EnvíoPostaPorteña 2575

Dentro de diez años todo será Ceuta

Carlos X. Blanco 15 sept 2026

 

Piensa en tu ciudad o pueblo. De la noche a la mañana, en cuestión de horas, la población de la apacible y localidad donde vives se duplica. Si tu ciudad albergaba 80.000 almas y, era una ciudad –más o menos- bajo “el imperio de la Ley”, de repente, alberga 160.000.

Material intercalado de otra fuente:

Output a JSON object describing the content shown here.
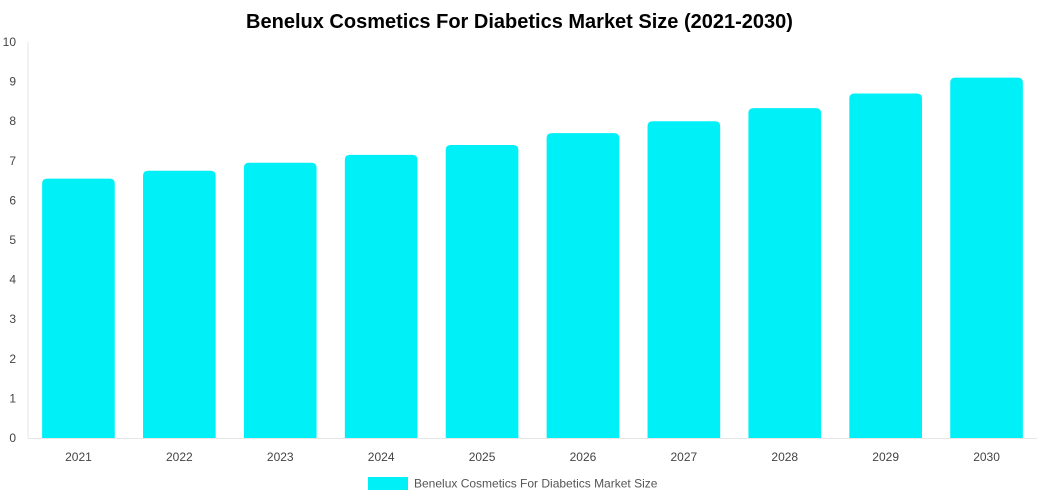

¿Quiénes son? ¿De dónde vinieron? Extranjeros. No extranjeros cualesquiera: pertenecen a otro mundo cultural, a otra esfera de valores. ¿Qué aportan? El caos. No traen nada consigo. Hambre, enfermedades, violencia. Algunos traen machetes y cristales para herir, quizá armas peores. Algunos (no todos, pero algunos ya son demasiados) vienen a violar y saquear. Nadie les ha llamado, nadie salvo el Gobierno y la red mafiosa de ONGS que forman la jauría “no fronteras”. No se les ha invitado. No son bienvenidos. No es legal hacer lo que hicieron. No es legal. El doble de población de repente, miles y miles acampados en cualquier espacio libre. Los niños, y especialmente las niñas y las mujeres, no pueden salir de casa. No sin protección varonil, no sin spray pimienta, no sin escolta armada.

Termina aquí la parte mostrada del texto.